The McCaskey family also boasts two graduates of North Park, Barb and Brian. But the family can’t claim an athletic complex, evidenced in an e-mail Kathy Holmgren sent last week that reminded North Park it doesn’t have a McCaskey Field.
She was joking, but the Holmgren Athletic Complex illustrates her point. It stands out among the brick homes, a Marine Reserve Center and a bus depot.
There are scoreboards, lights, stands and a press box, along with fields for soccer, baseball, softball and football. FieldTurf runs underneath, same as at Qwest Field. The complex cost $4 million, and Gost said the Holmgrens donated the bulk of the money.
Down the street, on a manicured campus next to the Chicago River, is a new 68,000-square-foot recreation center the Holmgrens donated money toward. And there is the golf tournament the university runs each summer that benefits youth in the Albany Park area.
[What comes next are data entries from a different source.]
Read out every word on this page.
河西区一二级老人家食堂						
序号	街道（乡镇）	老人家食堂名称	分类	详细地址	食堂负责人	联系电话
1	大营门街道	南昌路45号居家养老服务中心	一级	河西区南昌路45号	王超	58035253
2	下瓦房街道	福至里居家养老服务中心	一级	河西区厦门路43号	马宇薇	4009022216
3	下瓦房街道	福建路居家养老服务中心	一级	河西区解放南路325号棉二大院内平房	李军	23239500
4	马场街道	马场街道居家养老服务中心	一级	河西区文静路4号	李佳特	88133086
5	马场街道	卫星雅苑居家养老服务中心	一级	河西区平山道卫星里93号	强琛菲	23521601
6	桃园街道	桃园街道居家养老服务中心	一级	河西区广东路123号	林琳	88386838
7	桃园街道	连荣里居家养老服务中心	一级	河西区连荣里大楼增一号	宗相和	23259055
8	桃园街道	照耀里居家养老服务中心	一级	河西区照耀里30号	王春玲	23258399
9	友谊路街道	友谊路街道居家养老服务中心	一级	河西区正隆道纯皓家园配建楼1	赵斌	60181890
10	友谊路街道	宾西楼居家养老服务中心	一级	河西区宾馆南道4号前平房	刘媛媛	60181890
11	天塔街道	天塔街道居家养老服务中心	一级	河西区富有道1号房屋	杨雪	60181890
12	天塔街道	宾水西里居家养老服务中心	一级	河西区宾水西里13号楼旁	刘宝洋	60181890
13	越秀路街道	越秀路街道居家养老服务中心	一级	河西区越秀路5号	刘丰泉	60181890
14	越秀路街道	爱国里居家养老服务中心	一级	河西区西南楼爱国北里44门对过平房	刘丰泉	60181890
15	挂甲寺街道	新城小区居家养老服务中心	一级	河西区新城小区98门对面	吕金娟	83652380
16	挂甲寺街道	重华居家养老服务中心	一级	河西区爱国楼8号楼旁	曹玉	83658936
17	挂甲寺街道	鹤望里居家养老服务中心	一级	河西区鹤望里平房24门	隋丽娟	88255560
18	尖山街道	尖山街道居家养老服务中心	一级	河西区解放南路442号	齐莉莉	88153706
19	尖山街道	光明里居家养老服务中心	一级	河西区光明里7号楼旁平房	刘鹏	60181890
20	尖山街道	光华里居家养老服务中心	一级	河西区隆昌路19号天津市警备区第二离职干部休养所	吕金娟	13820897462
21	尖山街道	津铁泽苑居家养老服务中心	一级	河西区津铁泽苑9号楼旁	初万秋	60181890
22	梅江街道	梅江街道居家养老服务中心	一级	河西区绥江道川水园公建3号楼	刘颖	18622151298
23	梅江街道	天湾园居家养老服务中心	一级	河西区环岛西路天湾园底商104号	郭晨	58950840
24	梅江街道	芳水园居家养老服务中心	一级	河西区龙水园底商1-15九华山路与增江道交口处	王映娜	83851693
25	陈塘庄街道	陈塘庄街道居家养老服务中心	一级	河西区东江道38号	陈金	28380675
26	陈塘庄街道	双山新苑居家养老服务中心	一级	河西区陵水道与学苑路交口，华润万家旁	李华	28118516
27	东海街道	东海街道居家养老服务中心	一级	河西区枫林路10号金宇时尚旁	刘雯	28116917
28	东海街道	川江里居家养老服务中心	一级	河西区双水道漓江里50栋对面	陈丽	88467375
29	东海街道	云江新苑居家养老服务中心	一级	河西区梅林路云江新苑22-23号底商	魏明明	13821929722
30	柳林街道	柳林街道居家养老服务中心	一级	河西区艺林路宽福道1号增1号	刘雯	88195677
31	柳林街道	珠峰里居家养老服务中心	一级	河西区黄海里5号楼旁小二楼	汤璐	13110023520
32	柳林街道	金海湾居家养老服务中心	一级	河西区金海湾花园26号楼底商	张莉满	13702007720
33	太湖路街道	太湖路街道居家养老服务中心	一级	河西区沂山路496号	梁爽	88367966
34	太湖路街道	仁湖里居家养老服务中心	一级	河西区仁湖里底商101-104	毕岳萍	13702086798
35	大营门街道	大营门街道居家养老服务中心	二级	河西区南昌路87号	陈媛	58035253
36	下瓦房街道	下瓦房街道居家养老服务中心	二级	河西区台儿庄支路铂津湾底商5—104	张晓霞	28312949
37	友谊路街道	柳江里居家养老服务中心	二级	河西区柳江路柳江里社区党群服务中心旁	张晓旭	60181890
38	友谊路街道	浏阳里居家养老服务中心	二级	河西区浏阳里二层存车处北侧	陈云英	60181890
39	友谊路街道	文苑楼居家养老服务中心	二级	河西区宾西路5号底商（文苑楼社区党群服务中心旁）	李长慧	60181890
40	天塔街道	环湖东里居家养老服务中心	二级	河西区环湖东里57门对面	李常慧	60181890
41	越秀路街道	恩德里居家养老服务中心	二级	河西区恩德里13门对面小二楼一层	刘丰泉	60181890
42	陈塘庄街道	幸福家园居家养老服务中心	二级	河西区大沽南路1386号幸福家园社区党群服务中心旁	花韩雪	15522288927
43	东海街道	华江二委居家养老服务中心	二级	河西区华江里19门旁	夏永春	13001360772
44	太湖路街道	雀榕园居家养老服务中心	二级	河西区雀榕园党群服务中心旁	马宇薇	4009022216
Holmgren helped start the tournament, and the Bears coaches participate in it.
“The [Holmgrens] have an aura about them,” said Nicole Daniels, director of external relations for the university. “It sounds hokey, but our school mission statement is ‘preparing students for lives of significance and service.’ The Holmgrens embody that.”
The school dedicated the complex in October 2004. The church baptized one of Holmgren’s grandchildren, and Mike Holmgren sang a duet in church with one of his daughters.
Gost said Holmgren didn’t want publicity. He wanted to talk to students (there are about 3,200 at the school) and talk to football players. At a barbecue at the dedication, Holmgren spoke about the importance of education. His speech moved Gost nearly to tears.
On Friday morning, rain falls from an overcast sky outside of the Holmgren Athletic Complex, another slice of Seattle in Chicago. A few blocks down Foster Avenue, a Bears flag flaps from a front porch. Alliances torn, still, never more evident than this week.
“That’s because of the Holmgrens’ commitment to this neighborhood,” Gost said. “Coach always said we were good to his girls. And if you know coach, if you’re good to his girls, you’re OK.
“When they come here, it’s like they’re coming home.”